Anthropology also favors some power players when it comes to fall Supported California’s SB 53A light-touch security bill that requires the largest AI developers to make Frontier Model security protocols public Amodei noted that the bill includes a carve-out for companies with annual gross revenues below $500 million, which would exempt most startups from any undue burden.
“Some have suggested we’re interested in harming the startup ecosystem,” Amody wrote, referring to Sacks’ post. “Startups are among our most important customers.

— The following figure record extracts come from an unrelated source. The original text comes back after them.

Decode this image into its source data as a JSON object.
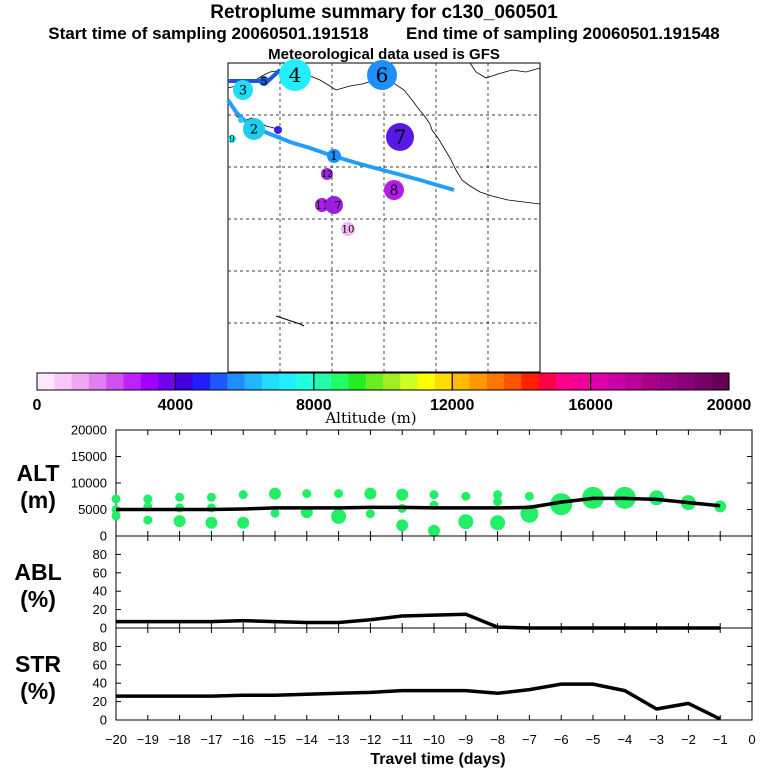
{
  "header": {
    "title": "Retroplume summary for c130_060501",
    "start_label": "Start time of sampling 20060501.191518",
    "end_label": "End time of sampling 20060501.191548",
    "met_label": "Meteorological data used is GFS"
  },
  "colors": {
    "series_line": "#000000",
    "alt_markers": "#22ee66",
    "track_main": "#1f9fff",
    "track_alt": "#1e56d8"
  },
  "chart_data": [
    {
      "type": "scatter",
      "name": "map",
      "description_labels": [
        "1",
        "2",
        "3",
        "4",
        "5",
        "6",
        "7",
        "8",
        "9",
        "10",
        "11",
        "12"
      ],
      "clusters": [
        {
          "label": "1",
          "color": "#1f8fff",
          "size": "small"
        },
        {
          "label": "2",
          "color": "#22ccee",
          "size": "medium"
        },
        {
          "label": "3",
          "color": "#22ddf8",
          "size": "medium"
        },
        {
          "label": "4",
          "color": "#22eeff",
          "size": "large"
        },
        {
          "label": "5",
          "color": "#1e56d8",
          "size": "small"
        },
        {
          "label": "6",
          "color": "#1f8fff",
          "size": "large"
        },
        {
          "label": "7",
          "color": "#5a17e8",
          "size": "large"
        },
        {
          "label": "8",
          "color": "#b51ae8",
          "size": "medium"
        },
        {
          "label": "9",
          "color": "#22eeff",
          "size": "small"
        },
        {
          "label": "10",
          "color": "#f0b8f0",
          "size": "small"
        },
        {
          "label": "11",
          "color": "#a91ee0",
          "size": "small"
        },
        {
          "label": "12",
          "color": "#9a2ad6",
          "size": "small"
        }
      ]
    },
    {
      "type": "colorbar",
      "name": "altitude_scale",
      "title": "Altitude (m)",
      "tick_labels": [
        "0",
        "4000",
        "8000",
        "12000",
        "16000",
        "20000"
      ],
      "range": [
        0,
        20000
      ],
      "colors": [
        "#ffe8ff",
        "#f8c8f8",
        "#f0a8f0",
        "#e080f0",
        "#d050f0",
        "#c020ff",
        "#9f00ff",
        "#7000ee",
        "#4000dd",
        "#2020ff",
        "#1e56ff",
        "#1f8fff",
        "#1fb8ff",
        "#22ddff",
        "#22eeff",
        "#22ffdd",
        "#22ffaa",
        "#22ff66",
        "#22ee22",
        "#66ee22",
        "#a0ee22",
        "#ccff22",
        "#ffff00",
        "#ffdd00",
        "#ffbb00",
        "#ff9900",
        "#ff7700",
        "#ff5500",
        "#ff2200",
        "#ff0044",
        "#ff0088",
        "#ee0099",
        "#dd00aa",
        "#cc00aa",
        "#bb0099",
        "#aa0088",
        "#990088",
        "#880077",
        "#770066",
        "#660055"
      ]
    },
    {
      "type": "line",
      "name": "ALT",
      "ylabel": "ALT\n(m)",
      "ylim": [
        0,
        20000
      ],
      "yticks": [
        "0",
        "5000",
        "10000",
        "15000",
        "20000"
      ],
      "x": [
        -20,
        -19,
        -18,
        -17,
        -16,
        -15,
        -14,
        -13,
        -12,
        -11,
        -10,
        -9,
        -8,
        -7,
        -6,
        -5,
        -4,
        -3,
        -2,
        -1
      ],
      "values": [
        5000,
        5000,
        5000,
        5000,
        5100,
        5300,
        5300,
        5300,
        5400,
        5400,
        5300,
        5300,
        5300,
        5400,
        6400,
        7100,
        7100,
        6900,
        6300,
        5700
      ],
      "markers": [
        {
          "x": -20,
          "y": 7000,
          "size": 1
        },
        {
          "x": -20,
          "y": 5000,
          "size": 1
        },
        {
          "x": -20,
          "y": 3800,
          "size": 1
        },
        {
          "x": -19,
          "y": 7000,
          "size": 1
        },
        {
          "x": -19,
          "y": 5500,
          "size": 1
        },
        {
          "x": -19,
          "y": 3000,
          "size": 1
        },
        {
          "x": -18,
          "y": 7300,
          "size": 1
        },
        {
          "x": -18,
          "y": 5300,
          "size": 1
        },
        {
          "x": -18,
          "y": 2800,
          "size": 2
        },
        {
          "x": -17,
          "y": 7300,
          "size": 1
        },
        {
          "x": -17,
          "y": 5300,
          "size": 1
        },
        {
          "x": -17,
          "y": 2500,
          "size": 2
        },
        {
          "x": -16,
          "y": 7800,
          "size": 1
        },
        {
          "x": -16,
          "y": 2500,
          "size": 2
        },
        {
          "x": -15,
          "y": 8000,
          "size": 2
        },
        {
          "x": -15,
          "y": 4300,
          "size": 1
        },
        {
          "x": -14,
          "y": 8000,
          "size": 1
        },
        {
          "x": -14,
          "y": 4500,
          "size": 2
        },
        {
          "x": -13,
          "y": 8000,
          "size": 1
        },
        {
          "x": -13,
          "y": 3700,
          "size": 3
        },
        {
          "x": -12,
          "y": 8000,
          "size": 2
        },
        {
          "x": -12,
          "y": 4200,
          "size": 1
        },
        {
          "x": -11,
          "y": 7800,
          "size": 2
        },
        {
          "x": -11,
          "y": 5200,
          "size": 1
        },
        {
          "x": -11,
          "y": 2000,
          "size": 2
        },
        {
          "x": -10,
          "y": 7800,
          "size": 1
        },
        {
          "x": -10,
          "y": 5800,
          "size": 1
        },
        {
          "x": -10,
          "y": 1000,
          "size": 2
        },
        {
          "x": -9,
          "y": 7500,
          "size": 1
        },
        {
          "x": -9,
          "y": 2700,
          "size": 3
        },
        {
          "x": -8,
          "y": 7800,
          "size": 1
        },
        {
          "x": -8,
          "y": 6500,
          "size": 1
        },
        {
          "x": -8,
          "y": 2500,
          "size": 3
        },
        {
          "x": -7,
          "y": 7500,
          "size": 1
        },
        {
          "x": -7,
          "y": 4200,
          "size": 4
        },
        {
          "x": -6,
          "y": 6000,
          "size": 5
        },
        {
          "x": -5,
          "y": 7200,
          "size": 5
        },
        {
          "x": -4,
          "y": 7200,
          "size": 5
        },
        {
          "x": -3,
          "y": 7200,
          "size": 3
        },
        {
          "x": -2,
          "y": 6300,
          "size": 3
        },
        {
          "x": -1,
          "y": 5600,
          "size": 2
        }
      ]
    },
    {
      "type": "line",
      "name": "ABL",
      "ylabel": "ABL\n(%)",
      "ylim": [
        0,
        100
      ],
      "yticks": [
        "0",
        "20",
        "40",
        "60",
        "80"
      ],
      "x": [
        -20,
        -19,
        -18,
        -17,
        -16,
        -15,
        -14,
        -13,
        -12,
        -11,
        -10,
        -9,
        -8,
        -7,
        -6,
        -5,
        -4,
        -3,
        -2,
        -1
      ],
      "values": [
        7,
        7,
        7,
        7,
        8,
        7,
        6,
        6,
        9,
        13,
        14,
        15,
        1,
        0,
        0,
        0,
        0,
        0,
        0,
        0
      ]
    },
    {
      "type": "line",
      "name": "STR",
      "ylabel": "STR\n(%)",
      "ylim": [
        0,
        100
      ],
      "yticks": [
        "0",
        "20",
        "40",
        "60",
        "80"
      ],
      "x": [
        -20,
        -19,
        -18,
        -17,
        -16,
        -15,
        -14,
        -13,
        -12,
        -11,
        -10,
        -9,
        -8,
        -7,
        -6,
        -5,
        -4,
        -3,
        -2,
        -1
      ],
      "values": [
        26,
        26,
        26,
        26,
        27,
        27,
        28,
        29,
        30,
        32,
        32,
        32,
        29,
        33,
        39,
        39,
        32,
        12,
        18,
        1
      ]
    },
    {
      "type": "axis",
      "name": "travel_time_axis",
      "xlabel": "Travel time (days)",
      "xlim": [
        -20,
        0
      ],
      "xticks": [
        "−20",
        "−19",
        "−18",
        "−17",
        "−16",
        "−15",
        "−14",
        "−13",
        "−12",
        "−11",
        "−10",
        "−9",
        "−8",
        "−7",
        "−6",
        "−5",
        "−4",
        "−3",
        "−2",
        "−1",
        "0"
      ]
    }
  ]
}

We work with tens of thousands of startups and partner with hundreds of accelerators and VCs. Claude is powering a whole new generation of AI-native companies. Harming that ecosystem doesn’t make sense for us.”
In his statement, Amodei said Anthropic has grown from $1 billion to a $7 billion run-rate in the past nine months for deploying AI “thoughtfully and responsibly.”
“Enthropic is committed to constructive engagement on public policy issues. When we agree, we say so. When we don’t, we offer an alternative for consideration,” Amody wrote. “We’re going to be honest and straightforward, and stand up for the principles we believe are right. The stakes in this technology are too high for us to do otherwise.”